I was just considering the case where user provided the email through home page but the provided email address was ended up being invalid. I guess that may happen because of a typo. However, in that case we may consider it similar to the case where the user enters a wrong but valid email address. Therefore, it may not be a big deal as you mentioned.

maxkfranz commented 3 years ago

I was just considering the case where user provided the email through home page but the provided email address was ended up being invalid. I guess that may happen because of a typo. However, in that case we may consider it similar to the case where the user enters a wrong but valid email address. Therefore, it may not be a big deal as you mentioned.

That's a good point, but as you mentioned, it's not a big problem or a high priority. Better to focus on other things for now

jvwong commented 3 years ago

I'm noticing with my failing cases (https://pubmed.ncbi.nlm.nih.gov/25064009/) that the HTML and HTTP code is 503 (503 Service Temporarily Unavailable). I'm guessing this might be happening because there's a lot of authors, consequently sending off a whole bunch of requests to their web service? Hence the Unexpected closed tag error in the logs.

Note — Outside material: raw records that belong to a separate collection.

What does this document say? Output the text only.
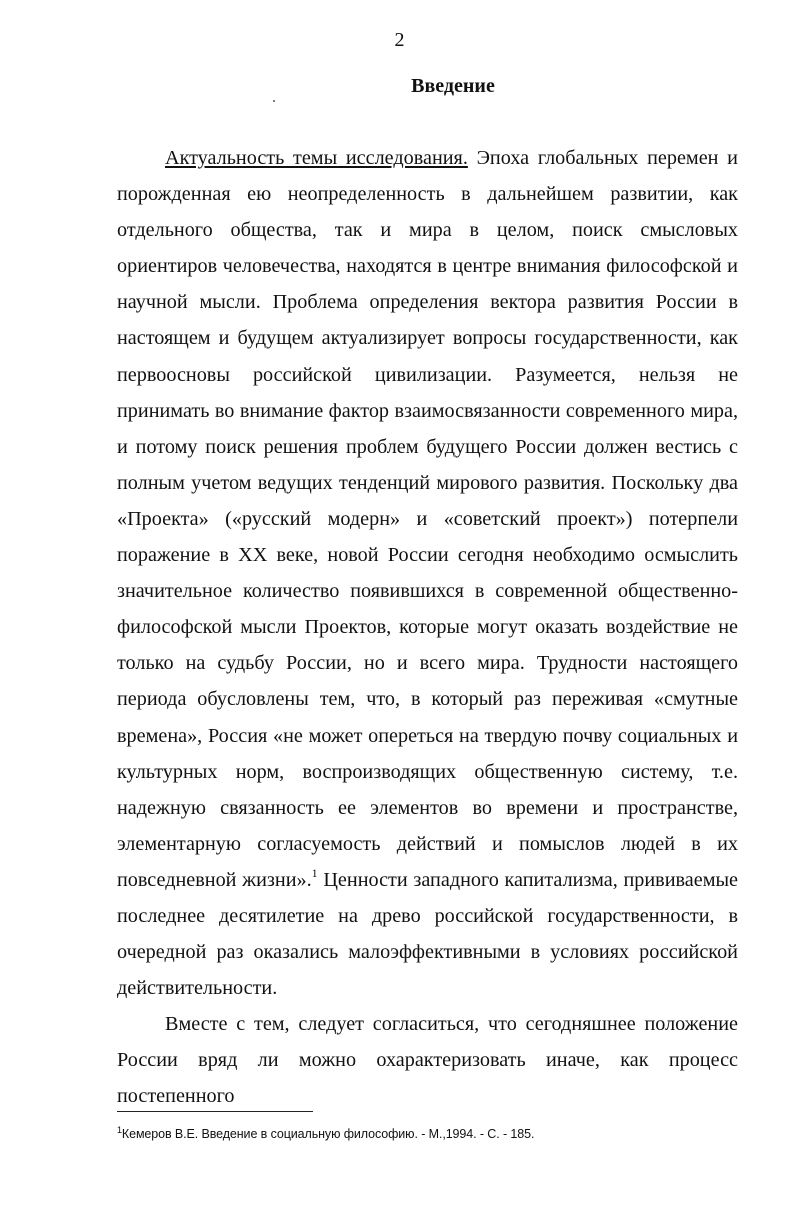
2
Введение

Актуальность темы исследования. Эпоха глобальных перемен и порожденная ею неопределенность в дальнейшем развитии, как отдельного общества, так и мира в целом, поиск смысловых ориентиров человечества, находятся в центре внимания философской и научной мысли. Проблема определения вектора развития России в настоящем и будущем актуализирует вопросы государственности, как первоосновы российской цивилизации. Разумеется, нельзя не принимать во внимание фактор взаимосвязанности современного мира, и потому поиск решения проблем будущего России должен вестись с полным учетом ведущих тенденций мирового развития. Поскольку два «Проекта» («русский модерн» и «советский проект») потерпели поражение в XX веке, новой России сегодня необходимо осмыслить значительное количество появившихся в современной общественно-философской мысли Проектов, которые могут оказать воздействие не только на судьбу России, но и всего мира. Трудности настоящего периода обусловлены тем, что, в который раз переживая «смутные времена», Россия «не может опереться на твердую почву социальных и культурных норм, воспроизводящих общественную систему, т.е. надежную связанность ее элементов во времени и пространстве, элементарную согласуемость действий и помыслов людей в их повседневной жизни».$^1$ Ценности западного капитализма, прививаемые последнее десятилетие на древо российской государственности, в очередной раз оказались малоэффективными в условиях российской действительности.

Вместе с тем, следует согласиться, что сегодняшнее положение России вряд ли можно охарактеризовать иначе, как процесс постепенного

$^1$Кемеров В.Е. Введение в социальную философию. - М.,1994. - С. - 185.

maxkfranz commented 3 years ago

That's a good motivation to revisit a queueing system for external requests. p-limit or p-queue should address that easily

metincansiper commented 3 years ago

I'm noticing with my failing cases (https://pubmed.ncbi.nlm.nih.gov/25064009/) that the HTML and HTTP code is 503 (503 Service Temporarily Unavailable). I'm guessing this might be happening because there's a lot of authors, consequently sending off a whole bunch of requests to their web service? Hence the Unexpected closed tag error in the logs.

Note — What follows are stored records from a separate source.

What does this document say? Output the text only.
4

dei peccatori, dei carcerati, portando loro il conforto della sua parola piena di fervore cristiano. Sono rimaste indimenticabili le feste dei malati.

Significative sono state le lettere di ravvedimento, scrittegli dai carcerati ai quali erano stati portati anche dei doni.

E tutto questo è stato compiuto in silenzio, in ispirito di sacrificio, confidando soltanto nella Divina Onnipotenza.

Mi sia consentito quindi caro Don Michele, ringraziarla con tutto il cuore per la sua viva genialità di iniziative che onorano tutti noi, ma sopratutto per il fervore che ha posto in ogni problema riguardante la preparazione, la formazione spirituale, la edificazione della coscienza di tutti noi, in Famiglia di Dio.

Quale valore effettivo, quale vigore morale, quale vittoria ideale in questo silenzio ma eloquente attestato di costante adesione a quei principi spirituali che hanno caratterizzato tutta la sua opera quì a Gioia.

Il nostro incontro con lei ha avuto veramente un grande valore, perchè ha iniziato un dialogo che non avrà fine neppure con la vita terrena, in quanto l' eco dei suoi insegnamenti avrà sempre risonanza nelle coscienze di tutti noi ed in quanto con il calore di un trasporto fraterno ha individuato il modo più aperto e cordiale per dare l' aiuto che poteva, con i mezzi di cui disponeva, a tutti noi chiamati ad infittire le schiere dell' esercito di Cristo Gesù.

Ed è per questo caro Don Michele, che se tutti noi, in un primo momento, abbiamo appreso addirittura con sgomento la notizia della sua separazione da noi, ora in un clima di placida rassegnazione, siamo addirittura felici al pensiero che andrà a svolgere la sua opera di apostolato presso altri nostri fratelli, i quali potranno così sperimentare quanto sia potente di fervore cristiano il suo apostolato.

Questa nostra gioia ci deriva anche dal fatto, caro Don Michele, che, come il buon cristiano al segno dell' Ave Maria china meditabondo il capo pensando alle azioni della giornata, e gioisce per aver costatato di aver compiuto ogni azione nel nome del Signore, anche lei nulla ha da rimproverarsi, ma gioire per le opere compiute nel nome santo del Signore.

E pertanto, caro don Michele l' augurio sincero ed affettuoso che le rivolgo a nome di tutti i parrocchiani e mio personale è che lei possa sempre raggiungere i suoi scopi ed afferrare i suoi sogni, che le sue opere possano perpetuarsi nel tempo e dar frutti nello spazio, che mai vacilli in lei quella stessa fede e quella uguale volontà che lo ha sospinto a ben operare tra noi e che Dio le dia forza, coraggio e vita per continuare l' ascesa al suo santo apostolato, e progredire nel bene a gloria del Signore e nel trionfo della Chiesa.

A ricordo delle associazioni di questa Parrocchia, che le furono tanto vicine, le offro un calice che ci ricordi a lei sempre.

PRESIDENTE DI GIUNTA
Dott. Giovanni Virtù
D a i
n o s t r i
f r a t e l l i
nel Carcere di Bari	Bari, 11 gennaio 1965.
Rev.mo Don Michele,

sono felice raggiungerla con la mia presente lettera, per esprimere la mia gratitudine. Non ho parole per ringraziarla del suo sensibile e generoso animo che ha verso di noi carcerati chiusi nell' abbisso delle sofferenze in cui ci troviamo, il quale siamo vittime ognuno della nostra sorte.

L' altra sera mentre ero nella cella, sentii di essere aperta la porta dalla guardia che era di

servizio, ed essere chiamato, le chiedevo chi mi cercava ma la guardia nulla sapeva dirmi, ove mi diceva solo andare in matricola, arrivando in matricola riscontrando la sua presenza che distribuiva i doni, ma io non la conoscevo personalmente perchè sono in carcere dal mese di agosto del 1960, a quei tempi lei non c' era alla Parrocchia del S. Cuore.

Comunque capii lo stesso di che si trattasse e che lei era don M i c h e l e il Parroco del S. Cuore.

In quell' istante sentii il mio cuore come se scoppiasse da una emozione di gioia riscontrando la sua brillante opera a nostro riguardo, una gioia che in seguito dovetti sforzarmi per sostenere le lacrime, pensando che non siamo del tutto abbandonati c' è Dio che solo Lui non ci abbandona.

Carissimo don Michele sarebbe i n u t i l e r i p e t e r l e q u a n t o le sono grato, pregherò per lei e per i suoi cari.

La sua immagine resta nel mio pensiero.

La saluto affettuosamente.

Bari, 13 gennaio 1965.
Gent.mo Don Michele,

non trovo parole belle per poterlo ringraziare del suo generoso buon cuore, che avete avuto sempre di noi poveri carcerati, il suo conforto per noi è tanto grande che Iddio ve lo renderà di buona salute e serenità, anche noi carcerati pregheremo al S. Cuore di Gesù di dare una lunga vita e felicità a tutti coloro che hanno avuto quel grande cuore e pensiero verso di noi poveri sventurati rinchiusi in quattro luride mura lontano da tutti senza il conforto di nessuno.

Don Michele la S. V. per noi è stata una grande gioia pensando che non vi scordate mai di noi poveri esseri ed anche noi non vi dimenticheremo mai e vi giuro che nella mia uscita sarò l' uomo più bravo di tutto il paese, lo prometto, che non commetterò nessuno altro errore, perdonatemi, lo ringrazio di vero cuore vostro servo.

That's a good motivation to revisit a queueing system for external requests. p-limit or p-queue should address that easily

@jvwong the same case worked when I tried and also I could not catch any error message for 25064009 this time. I think it may support your guess.

@maxkfranz I guess @jvwong probably means that the pubmed query is sometimes failing independent of our calls from biofactoid (Am I right?). In that case would queueing help or should we try fetch retry similar to we are doing for indra queries (I guess it would work if the service is unavailable for a short time).

jvwong commented 3 years ago

@jvwong the same case worked when I tried and also I could not catch any error message for 25064009 this time. I think it may support your guess.

I think its the ORCID web service that is sending back errors - is there a specific rate limit? Do they offer api keys?

maxkfranz commented 3 years ago

Another approach to consider is whether we need to make so many queries in the first place. Currently, I believe we're making one ORCID query per author. Would it be possible to make a single ORCID query for the paper itself, which would return the list of all authors of the paper? This approach would be simple and sidestep a lot of issues.

metincansiper commented 3 years ago

I think its the ORCID web service that is sending back errors - is there a specific rate limit? Do they offer api keys?

Another approach to consider is whether we need to make so many queries in the first place. Currently, I believe we're making one ORCID query per author. Would it be possible to make a single ORCID query for the paper itself, which would return the list of all authors of the paper? This approach would be simple and sidestep a lot of issues.

I found out this discussion from the past (https://groups.google.com/g/orcid-api-users/c/zlIeDAr2GxI). The response of technical operations director at Orcid.org from 2016 is that:

Definitions:
Request a second - Number of request that can be made a second.
Burst - Number of request we will allow to be queued before rejecting. The request in the queue are slowed down at the request a second rate.
v1.2
Request a second - 8
Burst - 40
2.0_rc+
Request a second - 24
Burst - 40
If you exceed the burst, you'll get a 503 responses. 

Based on that making the query for paper itself as Max suggested may help. It is possible to make such a query which will return csv result. Then I can parse the lines of query result to find the matches per author.

metincansiper commented 3 years ago

I created #941 that refs this issue.